Contrario a la cantidad de juicios e ideas desfavorables que algunas veces se tejen alrededor de los sobreprotegidos hijos únicos (no hay nadie más a quien cuidar), ellos despiertan su individualidad y hacen que su espacio y su tiempo tengan más límites, esto es propio de su crianza. Incluso, creo que en su temprana infancia ni siquiera tienen conciencia del término egoísmo. Sólo tienen comportamientos particulares propios de su desarrollo sin hermanos y si los hubiesen tenido, la dinámica familiar simplemente habría sido diferente.

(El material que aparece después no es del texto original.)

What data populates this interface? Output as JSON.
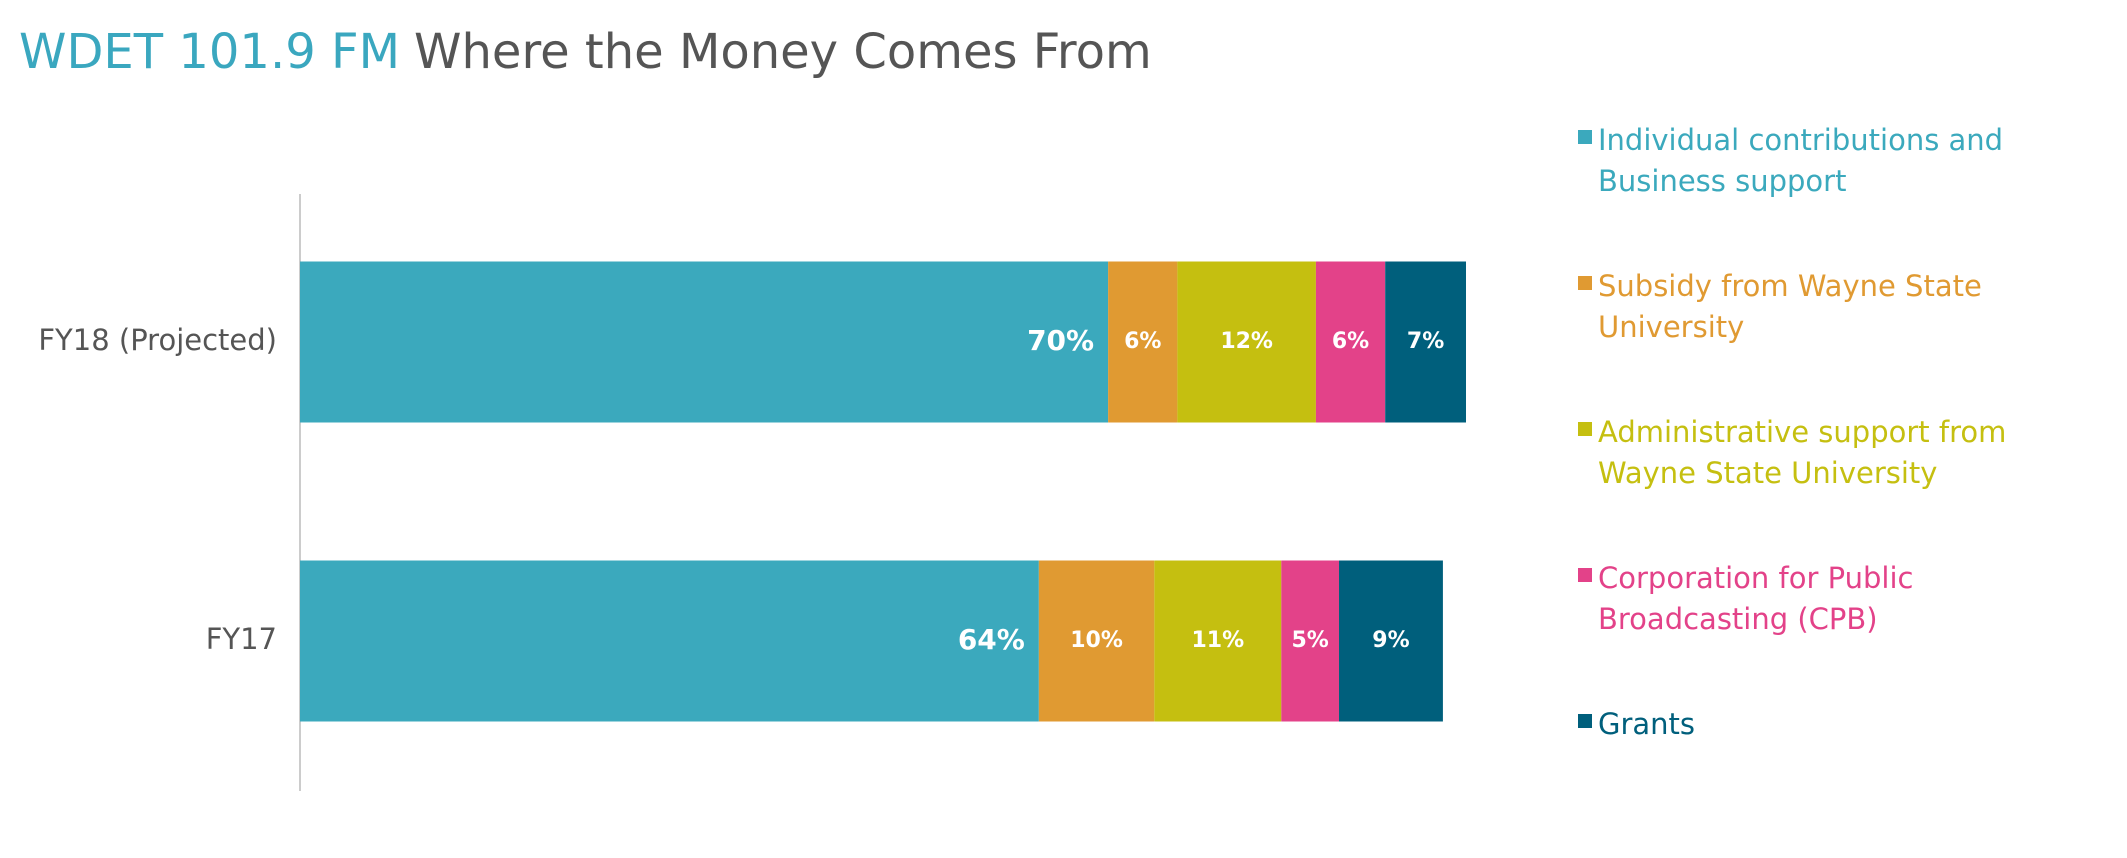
{
  "chart_data": {
    "type": "stacked-bar-horizontal",
    "title": "WDET 101.9 FM",
    "subtitle": "Where the Money Comes From",
    "categories": [
      "FY18 (Projected)",
      "FY17"
    ],
    "series": [
      {
        "name": "Individual contributions and Business support",
        "color": "#3ba9bd",
        "values": [
          70,
          64
        ],
        "value_labels": [
          "70%",
          "64%"
        ]
      },
      {
        "name": "Subsidy from Wayne State University",
        "color": "#e09a32",
        "values": [
          6,
          10
        ],
        "value_labels": [
          "6%",
          "10%"
        ]
      },
      {
        "name": "Administrative support from Wayne State University",
        "color": "#c5bf10",
        "values": [
          12,
          11
        ],
        "value_labels": [
          "12%",
          "11%"
        ]
      },
      {
        "name": "Corporation for Public Broadcasting (CPB)",
        "color": "#e34289",
        "values": [
          6,
          5
        ],
        "value_labels": [
          "6%",
          "5%"
        ]
      },
      {
        "name": "Grants",
        "color": "#005f7c",
        "values": [
          7,
          9
        ],
        "value_labels": [
          "7%",
          "9%"
        ]
      }
    ],
    "legend": "right"
  }
}
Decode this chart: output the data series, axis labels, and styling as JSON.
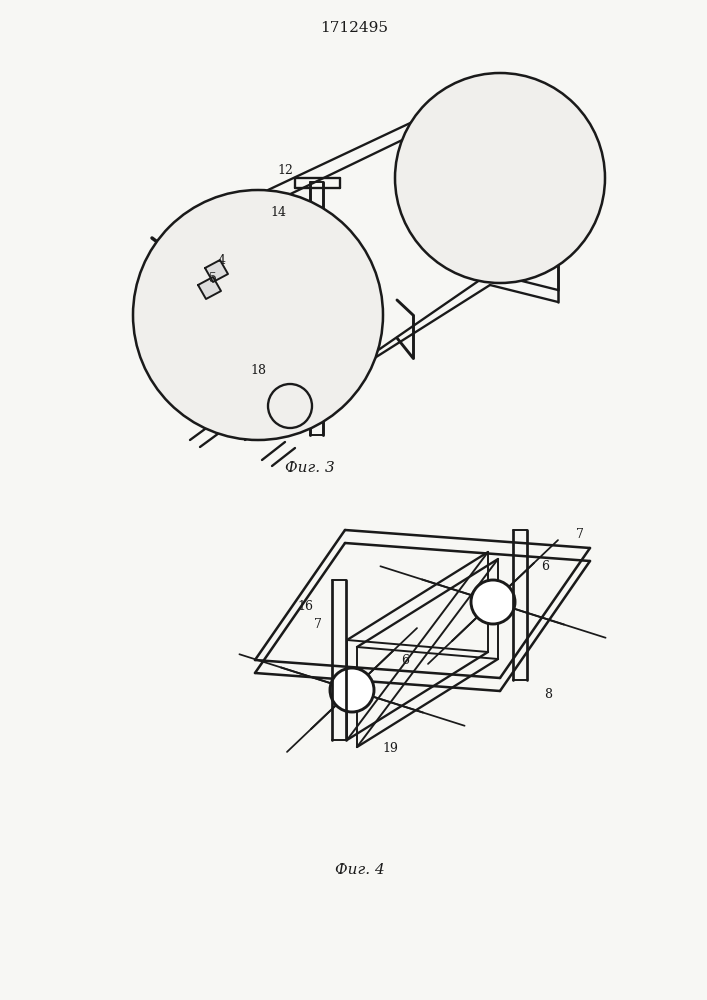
{
  "title": "1712495",
  "bg_color": "#f7f7f4",
  "line_color": "#1a1a1a",
  "lw": 1.4,
  "fig3_caption": "Фиг. 3",
  "fig4_caption": "Фиг. 4"
}
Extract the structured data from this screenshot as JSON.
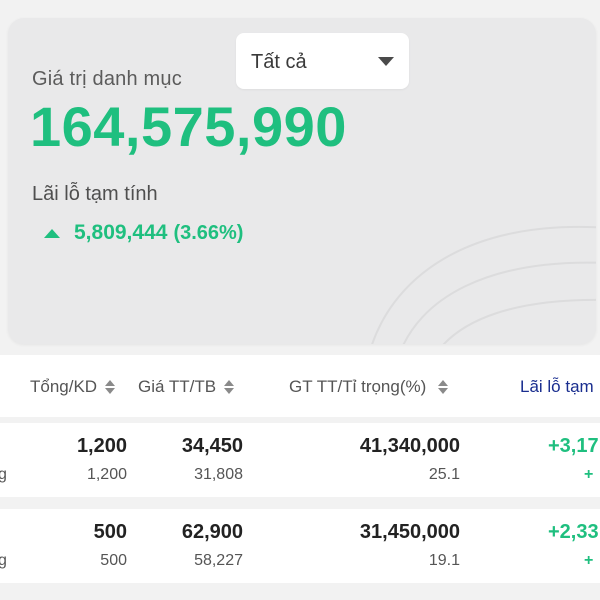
{
  "portfolio": {
    "title": "Giá trị danh mục",
    "filter_value": "Tất cả",
    "total_value": "164,575,990",
    "pl_label": "Lãi lỗ tạm tính",
    "pl_value": "5,809,444",
    "pl_percent": "(3.66%)"
  },
  "table": {
    "headers": {
      "total_kd": "Tổng/KD",
      "price": "Giá TT/TB",
      "value_weight": "GT TT/Tỉ trọng(%)",
      "pl": "Lãi lỗ tạm"
    },
    "rows": [
      {
        "left_fragment": "g",
        "total": "1,200",
        "kd": "1,200",
        "price_tt": "34,450",
        "price_tb": "31,808",
        "gt_tt": "41,340,000",
        "weight": "25.1",
        "pl": "+3,17",
        "pl_sub": "+"
      },
      {
        "left_fragment": "g",
        "total": "500",
        "kd": "500",
        "price_tt": "62,900",
        "price_tb": "58,227",
        "gt_tt": "31,450,000",
        "weight": "19.1",
        "pl": "+2,33",
        "pl_sub": "+"
      }
    ]
  },
  "colors": {
    "positive": "#1fbf7f",
    "accent_header": "#1a2e8f"
  }
}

Los hijos únicos potencialmente crecen entre adultos, esto les da madurez temprana, aprenden a escuchar, a ser buenos observadores y su grado de seguridad y fluidez verbal rara vez está en un punto medio. Se acostumbran a estar solos, lo cual les despierta rápidamente el ingenio, la creatividad y el libre desarrollo pues tienen más espacio para el aburrimiento. Quizá aceptan mejor la soledad, son menos celosos, envidiosos y competitivos porque no adolecen en casa las competencias entre hermanos que tanto se ven, no tienen que compartir la atención, el amor, el tiempo o los recursos. Sí, son el centro de la vida de sus padres y muy consentidos ya que todo se enfocó en ellos.
Con el paso del tiempo, estos hijos únicos se ven con más responsabilidades: los padres envejecen o enferman y es entonces cuando el consentido de casa tiene toda la obligación emocional o económica, derivan en ellos los cuidados de sus padres, decisiones importantes, problemas familiares y no tienen con quien compartir o distribuir preocupaciones o tiempos y esto solamente es parte del proceso de la vida.
Hay quienes tienen el maravilloso legado de los hermanos y lo más seguro es que crezcan en la complacencia y el compartir y puede que en su momento equilibren entre todos responsabilidades familiares, o tal vez crezcan entre algunas preferencias de los padres y unos pocos choques entre sí. También hay casos en los que a pesar de ser varios hijos, los que dan atención a los padres y asumen roles de responsabilidad en su hogar primario son la minoría.
Hijos únicos siempre han existido y siempre existirán. Porque es jueves de volver a lo que fue, lo que es, lo que siempre será…porque fui el único amor del hogar de mis padres, porque soy madre de una niña mimada y porque cada rama es un único privilegio así haya una gran parentela.